One of the things I'm proudest about is our contribution to that.
Question: How did you get into this?
Answer: I opened Summerlin Hospital in 1997, their training department.
Before that, I was at Desert Springs for about four years. I came to the MGM
Grand University after just finishing graduate school.
I was very interested in breaking out of health care where I'd been for 17
years. I'd been exposed to lots of industries and thought it would be
interesting to branch out and broaden my skills in other industry sets. A
mutual friend had spoken to Miriam Hammond, senior vice president of human
resources here at MGM. She let her know I was looking for other
opportunities.
I worked with Miriam at Desert Springs Hospital for close to a year. So I
knew Miriam and had worked with her. I got a call one day that there was an
opportunity here.
I said, "Now the gaming industry, that's interesting." The long and short of
it was six or seven interviews later, I got the job.
Question: Why the interest in gaming?
Answer: Because it's a huge part of what Las Vegas is. I'd lived here 10
years and wasn't familiar with anyone in the gaming industry. And I think I
started out more out of curiosity than anything else. I thought, let's go,
let's give this a shot and see what this is all about.
Miriam shared with me a little about the company and the potential for this
MGM Grand University, which I had never heard of.
I thought it was fascinating that the gaming industry had a university.
And so we talked a little about what the university does and is responsible
for. I met some of the most brilliant minds in business.
I was absolutely blown away by the integrity and the professionalism of the
people. They made me think this was a company I'd like to work for.
And I had an once-in-a-lifetime opportunity to try another industry. I was
ripe to try and the timing was right. I thought I'd give it a go and if it
worked out, great, and if not, nothing to lose. I have never looked back.
It's worked out great.
Question: What do you like most about your job?
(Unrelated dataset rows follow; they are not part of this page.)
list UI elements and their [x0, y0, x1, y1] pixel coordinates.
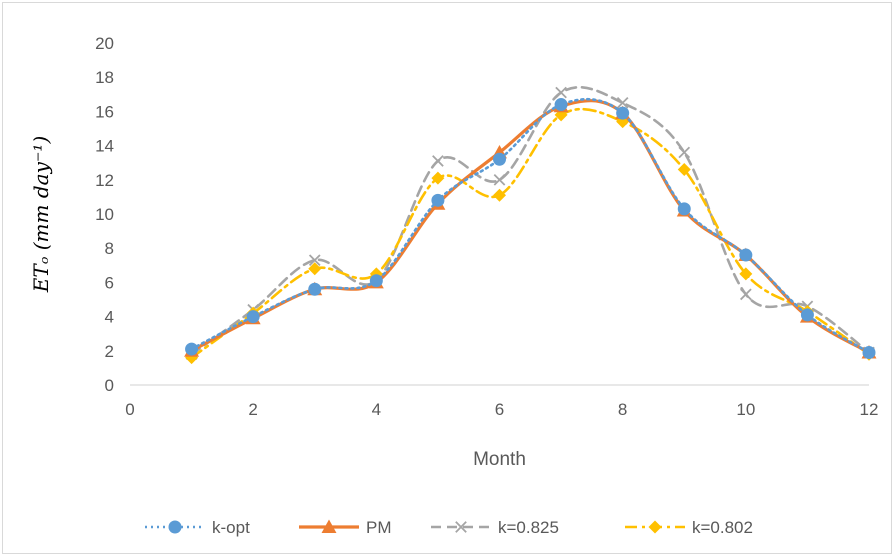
legend-label: k-opt — [212, 518, 250, 537]
legend-item: k-opt — [145, 518, 250, 537]
series-k=0.802 — [185, 107, 876, 365]
legend-item: k=0.802 — [625, 518, 753, 537]
data-point — [369, 274, 383, 288]
y-tick-label: 8 — [105, 239, 114, 258]
legend-item: k=0.825 — [431, 518, 559, 537]
data-point — [308, 282, 322, 296]
data-point — [493, 152, 506, 166]
y-tick-label: 6 — [105, 273, 114, 292]
x-tick-label: 4 — [372, 400, 381, 419]
data-point — [493, 173, 506, 186]
legend-label: PM — [366, 518, 392, 537]
x-tick-label: 6 — [495, 400, 504, 419]
x-tick-label: 10 — [736, 400, 755, 419]
y-tick-label: 10 — [95, 205, 114, 224]
legend-marker — [648, 520, 662, 534]
data-point — [739, 267, 753, 281]
data-point — [554, 98, 568, 112]
legend-item: PM — [299, 518, 392, 537]
y-tick-labels: 0 2 4 6 8 10 12 14 16 18 20 — [95, 34, 114, 395]
series-k-opt — [185, 97, 876, 360]
legend-marker — [168, 520, 182, 534]
x-tick-labels: 0 2 4 6 8 10 12 — [125, 400, 878, 419]
y-axis-label: ETₒ (mm day⁻¹) — [29, 136, 53, 294]
data-point — [739, 248, 753, 262]
legend-marker — [321, 519, 337, 533]
y-tick-label: 14 — [95, 137, 114, 156]
data-point — [431, 171, 445, 185]
data-point — [616, 106, 630, 120]
data-point — [677, 163, 691, 177]
x-tick-label: 2 — [248, 400, 257, 419]
x-tick-label: 8 — [618, 400, 627, 419]
legend-marker — [455, 521, 467, 533]
legend-label: k=0.825 — [498, 518, 559, 537]
data-point — [432, 155, 444, 167]
data-point — [862, 346, 876, 360]
series-line — [190, 107, 871, 359]
data-point — [555, 86, 567, 99]
y-tick-label: 12 — [95, 171, 114, 190]
data-point — [678, 146, 691, 159]
data-point — [493, 188, 506, 202]
data-point — [800, 308, 814, 322]
y-tick-label: 0 — [105, 376, 114, 395]
data-point — [739, 288, 752, 301]
data-point — [185, 342, 199, 356]
y-tick-label: 18 — [95, 68, 114, 87]
y-axis-title: ETₒ (mm day⁻¹) — [29, 136, 53, 294]
data-point — [616, 97, 629, 109]
data-point — [308, 262, 322, 276]
legend-label: k=0.802 — [692, 518, 753, 537]
x-axis-label: Month — [473, 449, 526, 470]
data-point — [431, 193, 445, 207]
data-point — [677, 202, 691, 216]
x-tick-label: 12 — [860, 400, 879, 419]
legend: k-opt PM k=0.825 k=0.802 — [145, 518, 753, 537]
x-tick-label: 0 — [125, 400, 134, 419]
data-point — [308, 254, 321, 267]
y-tick-label: 2 — [105, 342, 114, 361]
y-tick-label: 20 — [95, 34, 114, 53]
y-tick-label: 4 — [105, 308, 114, 327]
series-layer — [184, 86, 877, 365]
y-tick-label: 16 — [95, 102, 114, 121]
data-point — [246, 310, 260, 324]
Answer: The opportunity to be creative, to come forward with a vision,
ideas, new ways to improve what we're doing. And I'm never turned down. If I
can make a good business case for something, it's supported 100 percent.
What keeps me here is the evolution, to be able to make this university one
of the best in its class and to be benched after, by the likes of PepsiCo.
We've just really been able to take the university and make it a
strategically aligned entity. That is truly what has lent to our credibility
over the years.
Question: What do you like most about MGM?
Answer: The leadership. The vision and the operating unit are what keep you
going. There are some companies out there that don't really support
education.
But to find a company that supports it, there's nothing you can't do, and
you can support the company in such positive ways.
Question: What do you like least?
Answer: It's so dynamic and so changing, and there are so many
opportunities, it's hard to say what I like least. Maybe it's the pace.
Sometimes you wish you could just stop and almost take a breather, but the
flip side is you get addicted to the pace, and you thrive on the pace and
what you can get done, even though it can be very stressful at times.